Ama geyikli geceyi bulmadan önce
Hepimiz çocuklar gibi korkuyorduk
Geyikli geceyi hep bilmelisiniz
Yeşil ve yabani uzak ormanlarda
Güneşin asfalt sonlarında batmasıyla ağırdan
Hepimizi vakitten kurtaracak
Bir yandan, toprağı sürdük
Bir yandan kaybolduk
Gladyatörlerden ve dişlilerden
Ve büyük şehirlerden
Gizleyerek yahut döğüşerek
Geyikli geceyi kurtardık
Evet kimsesizdik ama umudumuz vardı
Üç ev görsek bir şehir sanıyorduk
Üç güvercin görsek Meksika geliyordu aklımıza
Caddelerde gezmekten hoşlanıyorduk akşamları
Kadınların kocalarını aramasını seviyorduk
Sonra şarap içiyorduk kırmızı yahut beyaz
Bilir bilmez geyikli gece yüzünden
Geyikli gecenin arkası ağaç
Ayağının suya değdiği yerde bir gökyüzü
Çatal boynuzlarında soğuk ayışığı
İster istemez aşkları hatırlatır
Eskiden güzel kadınlar ve aşklar olmuş
Şimdi de var biliyorum
Bir seviniyorum düşündükçe bilseniz
Dağlarda geyikli gecelerin en güzeli
Hiçbir şey umurumda değil diyorum
Aşktan ve umuttan başka
Bir anda üç kadeh ve üç yeni şarkı
Belleğimde tüylü tüylü geyikli gece duruyor.

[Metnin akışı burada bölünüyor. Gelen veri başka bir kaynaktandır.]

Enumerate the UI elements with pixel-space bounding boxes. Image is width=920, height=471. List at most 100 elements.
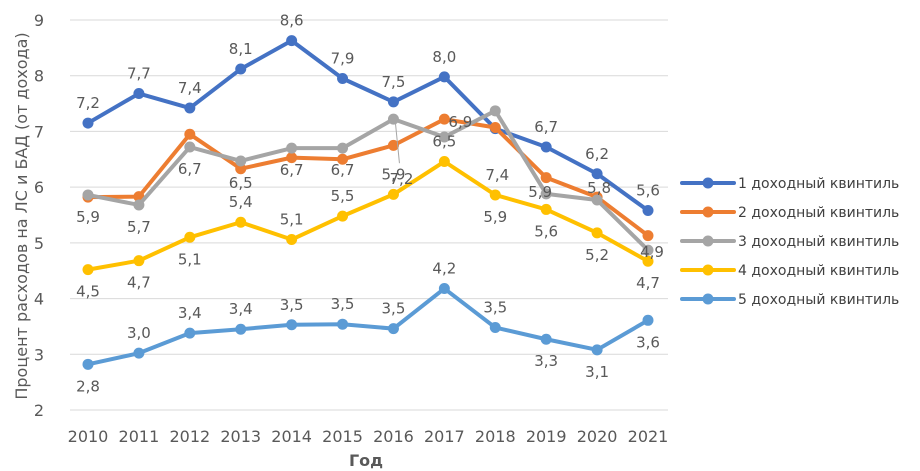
- data-point: [540, 333, 552, 345]
- data-point: [387, 188, 399, 200]
- data-label: 3,5: [382, 300, 406, 318]
- data-point: [591, 194, 603, 206]
- x-tick-label: 2010: [68, 427, 109, 446]
- x-tick-label: 2011: [119, 427, 160, 446]
- data-label: 6,7: [534, 118, 558, 136]
- data-point: [591, 168, 603, 180]
- y-tick-label: 4: [34, 290, 44, 309]
- data-label: 6,7: [331, 161, 355, 179]
- data-point: [133, 255, 145, 267]
- data-label: 3,4: [229, 300, 253, 318]
- y-tick-label: 9: [34, 11, 44, 30]
- data-point: [438, 71, 450, 83]
- y-tick-label: 6: [34, 178, 44, 197]
- data-label: 5,1: [280, 211, 304, 229]
- data-point: [438, 113, 450, 125]
- data-label: 5,9: [528, 183, 552, 201]
- data-point: [337, 73, 349, 84]
- data-label: 3,5: [483, 299, 507, 317]
- data-label: 6,7: [280, 161, 304, 179]
- data-point: [235, 216, 247, 228]
- x-tick-label: 2020: [577, 427, 618, 446]
- data-point: [591, 227, 603, 239]
- data-point: [438, 156, 450, 168]
- data-label: 8,1: [229, 40, 253, 58]
- series-line: [86, 108, 650, 253]
- data-point: [82, 264, 94, 276]
- data-label: 3,5: [331, 295, 355, 313]
- data-point: [337, 153, 349, 165]
- data-label: 7,4: [485, 166, 509, 184]
- data-point: [184, 231, 196, 243]
- data-point: [184, 327, 196, 339]
- data-point: [286, 142, 298, 154]
- data-point: [387, 113, 399, 125]
- legend-label: 1 доходный квинтиль: [738, 176, 899, 192]
- data-label: 4,2: [432, 260, 456, 278]
- series-line: [86, 117, 650, 238]
- data-point: [642, 255, 654, 267]
- data-point: [540, 141, 552, 153]
- legend-swatch-marker: [702, 177, 714, 189]
- data-point: [387, 96, 399, 108]
- data-point: [337, 318, 349, 330]
- data-point: [82, 358, 94, 370]
- y-tick-label: 7: [34, 122, 44, 141]
- data-label: 6,2: [585, 145, 609, 163]
- data-label: 8,6: [280, 12, 304, 30]
- data-point: [489, 189, 501, 201]
- x-tick-label: 2013: [220, 427, 261, 446]
- x-tick-label: 2015: [322, 427, 363, 446]
- x-tick-label: 2018: [475, 427, 516, 446]
- data-point: [387, 139, 399, 151]
- x-tick-label: 2016: [373, 427, 414, 446]
- legend: 1 доходный квинтиль 2 доходный квинтиль 3 …: [680, 176, 899, 308]
- y-tick-label: 8: [34, 67, 44, 86]
- data-label: 3,4: [178, 304, 202, 322]
- data-label: 3,3: [534, 352, 558, 370]
- data-label: 8,0: [432, 48, 456, 66]
- series-line: [86, 38, 650, 213]
- data-label: 6,5: [432, 133, 456, 151]
- y-tick-label: 3: [34, 345, 44, 364]
- data-point: [286, 319, 298, 331]
- label-leader-line: [394, 123, 400, 164]
- data-label: 4,5: [76, 283, 100, 301]
- y-tick-label: 5: [34, 234, 44, 253]
- series-line: [86, 286, 650, 367]
- data-label: 7,7: [127, 65, 151, 83]
- legend-label: 2 доходный квинтиль: [738, 205, 899, 221]
- x-tick-label: 2019: [526, 427, 567, 446]
- data-label: 7,5: [382, 73, 406, 91]
- legend-label: 3 доходный квинтиль: [738, 234, 899, 250]
- data-label: 5,9: [483, 208, 507, 226]
- x-tick-label: 2014: [271, 427, 312, 446]
- data-label: 3,5: [280, 296, 304, 314]
- data-point: [235, 63, 247, 75]
- data-point: [133, 199, 145, 211]
- data-point: [642, 230, 654, 242]
- data-point: [133, 347, 145, 359]
- data-label: 3,6: [636, 333, 660, 351]
- data-point: [184, 102, 196, 114]
- legend-swatch-marker: [702, 293, 714, 305]
- legend-swatch-marker: [702, 235, 714, 247]
- data-point: [337, 142, 349, 154]
- data-label: 6,5: [229, 174, 253, 192]
- x-tick-label: 2021: [628, 427, 669, 446]
- data-label: 5,2: [585, 246, 609, 264]
- y-tick-labels: 2 3 4 5 6 7 8 9: [34, 11, 44, 420]
- legend-swatch-marker: [702, 264, 714, 276]
- data-point: [286, 152, 298, 164]
- data-point: [235, 323, 247, 335]
- data-label: 7,2: [390, 170, 414, 188]
- data-label: 5,4: [229, 193, 253, 211]
- data-label: 6,9: [448, 113, 472, 131]
- data-point: [184, 141, 196, 153]
- data-point: [540, 188, 552, 200]
- data-point: [82, 189, 94, 201]
- data-point: [642, 205, 654, 217]
- data-label: 5,7: [127, 218, 151, 236]
- data-label: 7,4: [178, 79, 202, 97]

Biliyorum gemiler götüremez
Neonlar ve teoriler ışıtamaz yanını yöresini
Örneğin Manastırda oturur içerdik iki kişi
Ya da yatakta sevişirdik bir kadın bir erkek
Öpüşlerimiz gitgide ısınırdı
Koltukaltlarımız gitgide tatlı gelirdi
Geyikli gecenin karanlığında
Aldatıldığımız önemli değildi yoksa
Herkesin unuttuğunu biz hatırlamasak
Gümüş semaverleri ve eski şeyleri
Salt yadsımak için sevmiyorduk
Kötüydük de ondan mı diyeceksiniz
Ne iyiydik ne kötüydük
Durumumuz başta ve sonda ayrı ayrıysa
Başta ve sonda ayrı olduğumuzdandı
Ama ne varsa geyikli gecede idi
Bir bilseniz avuçlarmız terlerdi heyecandan
Bir bakıyorduk akşam oluyordu kaldırımlarda
Kesme avizelerde ve çıplak kadın omuzlarında
Büyük otellerin önünde garipsiyorduk
Çaresizliğimiz böylesine kolaydı işte
Hüznümüzü büyük şeylerden sanırsanız yanılırsınız
Örneğin üç bardak şarap içsek kurtulurduk
Yahut bir adam bıçaklasak
Yahut sokaklara tükürsek
Ama en iyisi çeker giderdik
Gider geyikli gecede uyurduk
Geyiğin gözleri pırıl pırıl gecede
İmdat ateşleri gibi ürkek telaşlı
Sultan hançerIeri gibi ayışığında
Bir yanında üstüste üstüste kayalar
Öbür yanında ben
Ama siz zavallısınız ben de zavallıyım
Eskimiş şeylerle avunamıyoruz
Domino taşları ve soğuk ikindiler
Çiçekli elbiseleriyle yabancı kalabalık
Gölgemiz tortop ayakucumuzda
Sevinsek de sonunu biliyoruz
Borçları kefilleri ve bonoları unutuyorum
İkramiyeler bensiz çekiliyor dünyada
Daha ilk oturumda suçsuz çıkıyorum
Oturup esmer bir kadını kendim için yıkıyorum
İyice kurulamıyorum saçlarını
Bir bardak şarabı kendim için içiyorum
Halbuki geyikli gece ormanda
Keskin mavi ve hışırtılı
Geyikli geceye geçiyorum
Uzanıp kendi yanaklarımdan öpüyorum.